A cidade segue em estágio de crise (o mais grave de três níveis da Defesa Civil) há quase 60 horas, desde as 20h55 de segunda-feira. Ainda há vários pontos de alagamento, vias bloqueadas e riscos de deslizamentos. Apesar disso, segundo o sistema Alerta Rio, da prefeitura, não deve chover hoje na capital fluminense.

Prejuízos

A forte chuva de segunda-feira provocou um prejuízo de R$ 182,8 milhões ao comércio carioca, segundo uma pesquisa divulgada dia 10 pelo Instituto Fecomércio de Pesquisas e Análises (Ifec/RJ), da Federação do Comércio de Bens, Serviços e Turismo do Estado do Rio de Janeiro (Fecomércio RJ).

Nos bairros mais afetados pelo temporal, 76% dos estabelecimentos disseram ter sido prejudicados.
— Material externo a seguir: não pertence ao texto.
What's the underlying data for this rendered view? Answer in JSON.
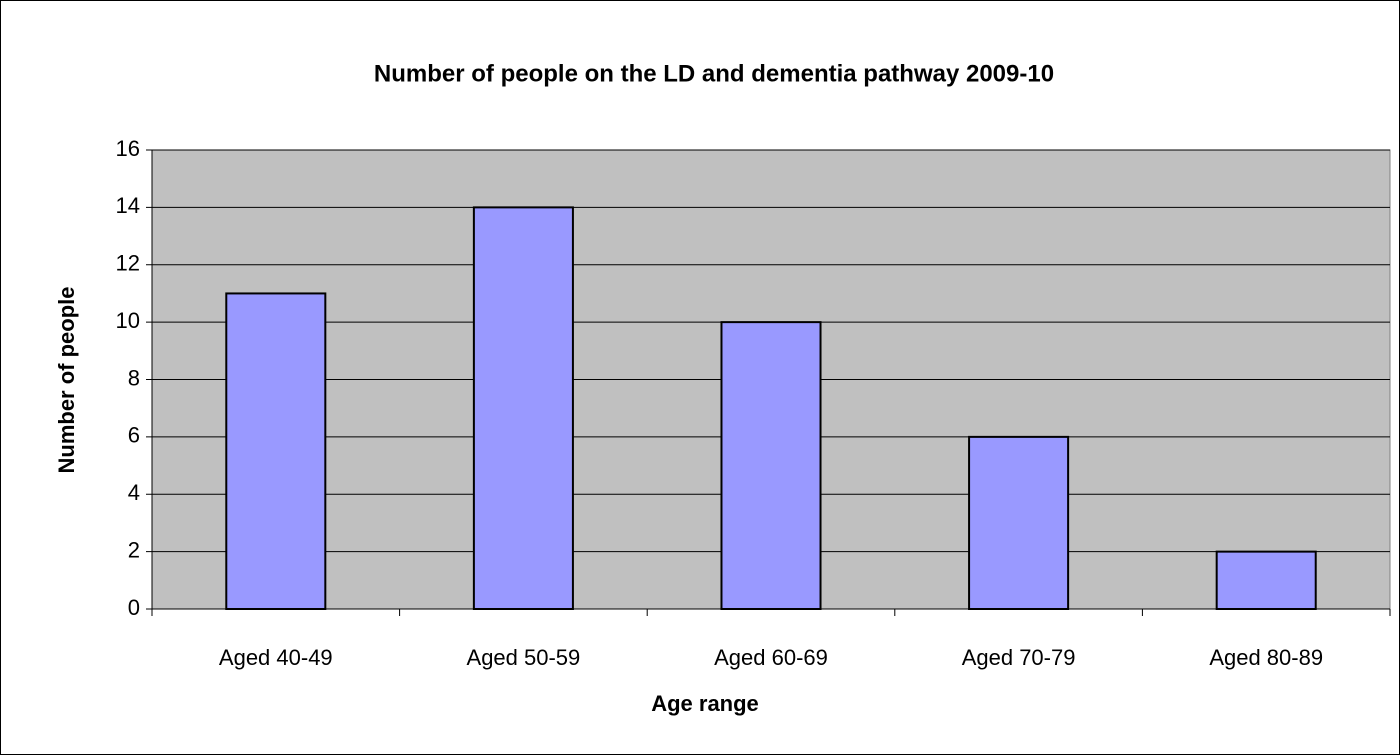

A sondagem ouviu 354 estabelecimentos comerciais do Alto da Boa Vista, Barra/Barrinha, Rocinha, Jardim Botânico, Copacabana, Barra/RioCentro, Vidigal, Recreio dos Bandeirantes, Urca, Sepetiba, Campo Grande, Grota Funda, Guaratiba e Jacarepaguá/Cidade de Deus. Esses bairros tiveram maior índice pluviométrico no dia 8, de acordo com medições do Sistema Alerta Rio.

O economista-chefe da Fecomércio RJ, João Gomes, disse que houve um aumento em relação à tempestade que ocorreu no dia 6 de fevereiro, quando o percentual de negócios afetados foi 65%. Comparativamente à forte chuva da última segunda-feira (8), o percentual de negócios prejudicados subiu 11 pontos percentuais, enquanto o prejuízo estimado cresceu 138%, passando de R$ 76,6 milhões, em 6 de fevereiro, para R$ 182,8 milhões na última segunda-feira.

Na atual pesquisa, o número de bairros analisados foi maior, o que elevou também o total de empresários pesquisados. Na pesquisa de fevereiro, foram consultados 273 estabelecimentos.

O economista disse que quase dois terços dos estabelecimentos tiveram prejuízos novamente. “Para mais da metade desses foi um prejuízo maior”. Para Gomes, a tragédia “foi um filme que se repetiu e com bastante prejuízo para o setor representado pela federação”.

Consequências
A falta de funcionários que não conseguiram chegar ao local de trabalho foi apontada por 51,4% dos empresários entrevistados como principal consequência do temporal de segunda-feira, enquanto 28,9% dos locais sofreram dano devido ao alagamento do estabelecimento ou depósito. Para 16,9%, as avarias na estrutura física prejudicaram os negócios. Em 14,1% dos estabelecimentos, o caminhão com mercadorias não chegou. Entre aqueles que afirmaram ter sido afetados, 64,1% tiveram perda ou queda no faturamento.

A maioria dos entrevistados avaliou que demorará entre um mês (54,9%) até três meses (20,4%) para recuperar o prejuízo. João Gomes disse que o problema é mais grave para aqueles estabelecimentos (64,1%) que tiveram prejuízo com as chuvas do dia 6 de fevereiro. “Nem haviam se recuperado da primeira e tomaram novo prejuízo pela segunda vez. Foram duplamente afetados”.

Desse total de 64,1% empresários prejudicados em fevereiro, 56% disseram ter perdas maiores no temporal de segunda-feira e 33% informaram ter tido prejuízo igual nas duas tempestades.